As stay-home restrictions ease, Peace House preparers for new calls for help

In late March, when the scope of the coronavirus pandemic became clear and Summit County’s business closures and stay-at-home order took shape, Peace House was making preparations of its own.

In a statement provided to The Park Record, Peace House Executive Director Kendra Wyckoff said the nonprofit domestic violence shelter worried the stay-at-home order and the stress of COVID-19 could create a potentially dangerous situation.

“The shelter in place mandates to protect public health have an unintended consequence for victims of family violence and abuse,” she said. “Home is not a safe place for everyone and the avenues for respite, support and connection for victims of domestic violence have been diminished or completely cut off.”

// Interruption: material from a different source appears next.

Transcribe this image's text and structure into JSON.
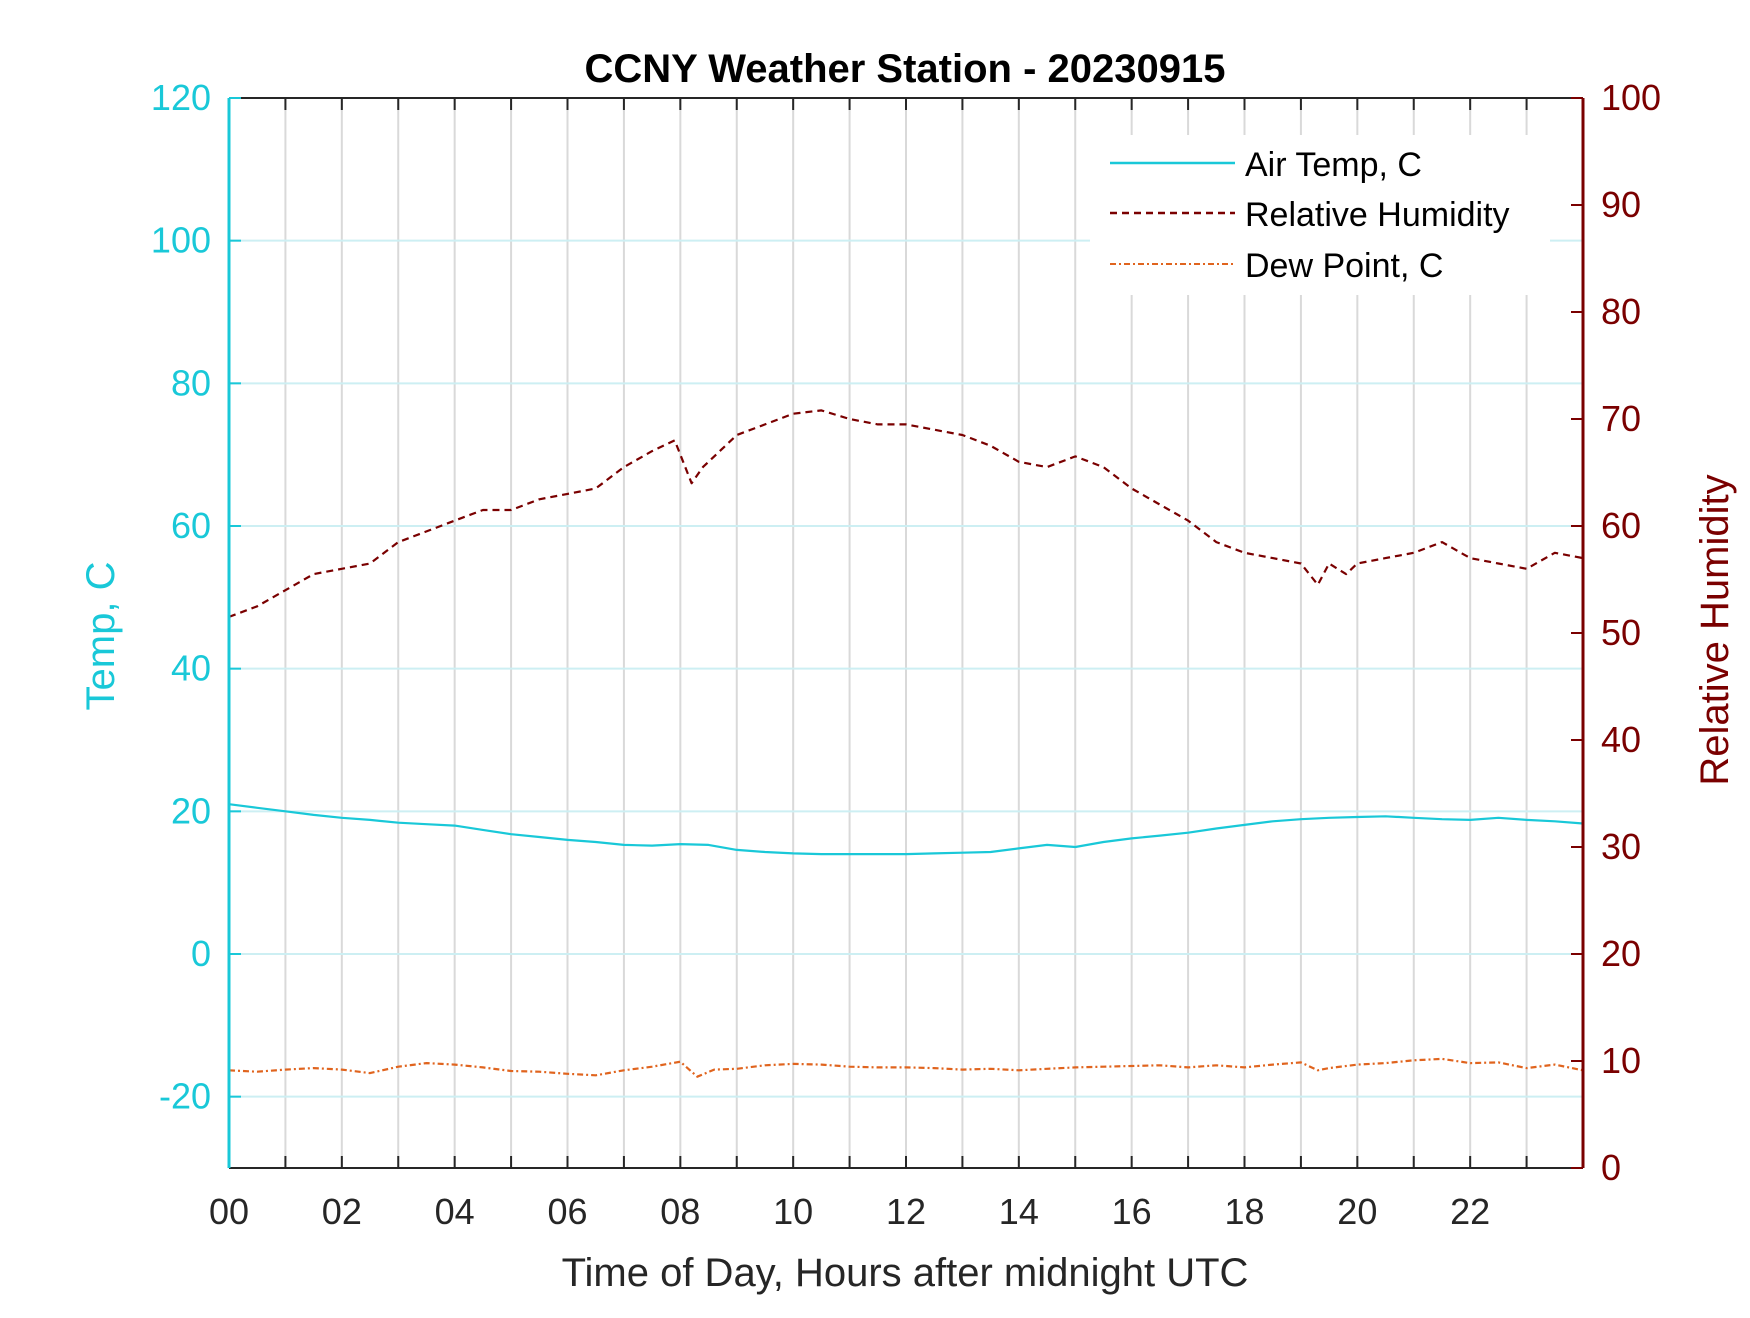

Victims are less likely to reach out for help while in close proximity to their abusers, but now that the restrictions are easing, Wyckoff said she is expecting to field more requests for help.

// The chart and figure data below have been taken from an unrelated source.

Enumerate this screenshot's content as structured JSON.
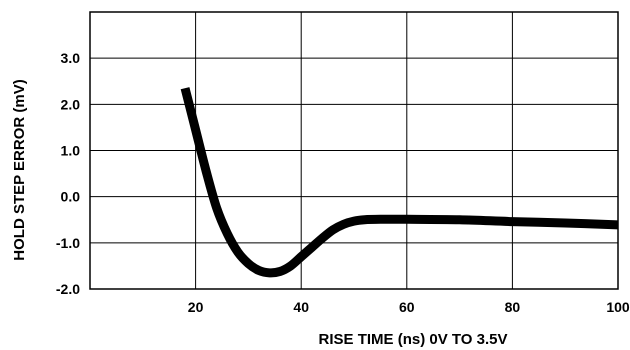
{
  "chart_data": {
    "type": "line",
    "xlabel": "RISE TIME (ns) 0V TO 3.5V",
    "ylabel": "HOLD STEP ERROR (mV)",
    "xlim": [
      0,
      100
    ],
    "ylim": [
      -2.0,
      4.0
    ],
    "x_ticks": [
      20,
      40,
      60,
      80,
      100
    ],
    "x_tick_labels": [
      "20",
      "40",
      "60",
      "80",
      "100"
    ],
    "y_ticks": [
      -2.0,
      -1.0,
      0.0,
      1.0,
      2.0,
      3.0
    ],
    "y_tick_labels": [
      "-2.0",
      "-1.0",
      "0.0",
      "1.0",
      "2.0",
      "3.0"
    ],
    "grid": true,
    "series": [
      {
        "color": "#000000",
        "x": [
          18,
          20,
          22,
          24,
          26,
          28,
          30,
          32,
          34,
          36,
          38,
          40,
          42,
          44,
          46,
          48,
          50,
          52,
          55,
          60,
          70,
          80,
          90,
          100
        ],
        "y": [
          2.35,
          1.45,
          0.55,
          -0.25,
          -0.8,
          -1.2,
          -1.45,
          -1.6,
          -1.65,
          -1.62,
          -1.5,
          -1.3,
          -1.1,
          -0.9,
          -0.72,
          -0.6,
          -0.53,
          -0.5,
          -0.49,
          -0.49,
          -0.5,
          -0.54,
          -0.57,
          -0.61
        ]
      }
    ]
  }
}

“We at Peace House expect to see an additional increase in requests for service as victims of domestic violence may now have safer opportunities to reach out for support and help,” she said. “We are also concerned about an increased risk for violence as abusive partners may view the mandate relaxing as a threat to the power and control, they have had over their families during this time.”

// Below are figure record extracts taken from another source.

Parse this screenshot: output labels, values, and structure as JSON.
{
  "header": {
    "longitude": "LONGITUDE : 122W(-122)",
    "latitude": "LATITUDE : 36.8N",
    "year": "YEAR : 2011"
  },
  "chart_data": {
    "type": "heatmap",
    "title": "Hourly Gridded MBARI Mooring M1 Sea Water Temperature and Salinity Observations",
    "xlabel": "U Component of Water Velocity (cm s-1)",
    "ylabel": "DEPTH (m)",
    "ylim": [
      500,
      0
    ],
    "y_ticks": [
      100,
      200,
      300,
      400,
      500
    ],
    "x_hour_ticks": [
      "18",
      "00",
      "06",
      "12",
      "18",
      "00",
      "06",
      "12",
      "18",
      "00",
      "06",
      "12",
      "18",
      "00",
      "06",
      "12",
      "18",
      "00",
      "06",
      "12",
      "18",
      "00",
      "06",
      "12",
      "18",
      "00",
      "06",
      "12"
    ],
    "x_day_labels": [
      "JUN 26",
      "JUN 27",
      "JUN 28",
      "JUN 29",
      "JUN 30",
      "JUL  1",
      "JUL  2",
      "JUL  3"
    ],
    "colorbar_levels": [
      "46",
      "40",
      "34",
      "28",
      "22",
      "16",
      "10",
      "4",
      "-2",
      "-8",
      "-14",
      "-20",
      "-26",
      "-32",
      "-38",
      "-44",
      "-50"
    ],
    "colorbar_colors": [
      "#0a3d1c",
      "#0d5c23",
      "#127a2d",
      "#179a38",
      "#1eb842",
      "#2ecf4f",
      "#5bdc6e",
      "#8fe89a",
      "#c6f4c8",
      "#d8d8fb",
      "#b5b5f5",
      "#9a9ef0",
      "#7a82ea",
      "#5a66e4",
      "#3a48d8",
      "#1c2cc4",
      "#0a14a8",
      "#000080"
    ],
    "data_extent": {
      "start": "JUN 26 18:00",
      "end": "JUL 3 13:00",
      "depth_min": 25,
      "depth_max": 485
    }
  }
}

While there may be an increase in domestic violence to come, at least from a law enforcement perspective, there wasn’t a large uptick in April while the stay-at-home order was in place.

Summit County Sheriff’s Lt. Andrew Wright said his office was prepared to field additional calls.

“Of course, the stay-at-home order can create additional challenges on families and mental wellness,” he said. “I think there was a general assumption that domestic violence cases might increase because people were forced to be home more.”

Wright said the Sheriff’s Office responded to 21 reported cases of domestic violence from March 1 to May 1 this year, identical to the same period in 2019.

Park City Police Department Captain Phil Kirk said the situation was about the same for his agency — a slight increase in cases, he said, but not a significant one.

The key word, Wright said, is “reported.”

“Domestic violence doesn’t always get reported to us out of fear,” he said.

Wyckoff said during the month of March, Peace House served 26 individuals for 660 nights of safety. In April, the number decreased to 17 individuals in the emergency shelter for 310 nights of safety. Wyckoff attributed that decrease to the stay-at-home order, which was lifted May 1.

“As the shelter in place mandate has remained in place, the ongoing social isolation and economic hardships have presented increased barriers for victims to reach out for help and have hindered their exit plans to flee an abusive relationship,” she said.

Peace House also provides monetary assistance to those who have been able to access housing or maintain their current housing. She said the assistance provided has increased 140% over January and February. That assistance can include money for rent, utilities, car repairs and phones.

Wyckoff said Peace House has also seen an increase in calls to its helpline, 25% more than the average from December through March.

While the number of domestic violence cases reported to law enforcement has not increased, Wright said the Sheriff’s Office stands with Peace House in urging the community to be vigilant.

“One case of domestic violence in our community is one too many,” he said. “We encourage our community members to seek help if they are in an abusive relationship.”

Peace House is available to help abuse victims 24 hours a day, seven days a week. Its helpline is staffed by trained advocates to assist anyone who has experienced dating and domestic violence, sexual assault or stalking with safety planning, safe shelter and referrals to other services and programs.

Peace House’s helpline can be reached at 1-800-647-9161. Additionally, Summit County Victim Assistance can be reached at 435-615-3851.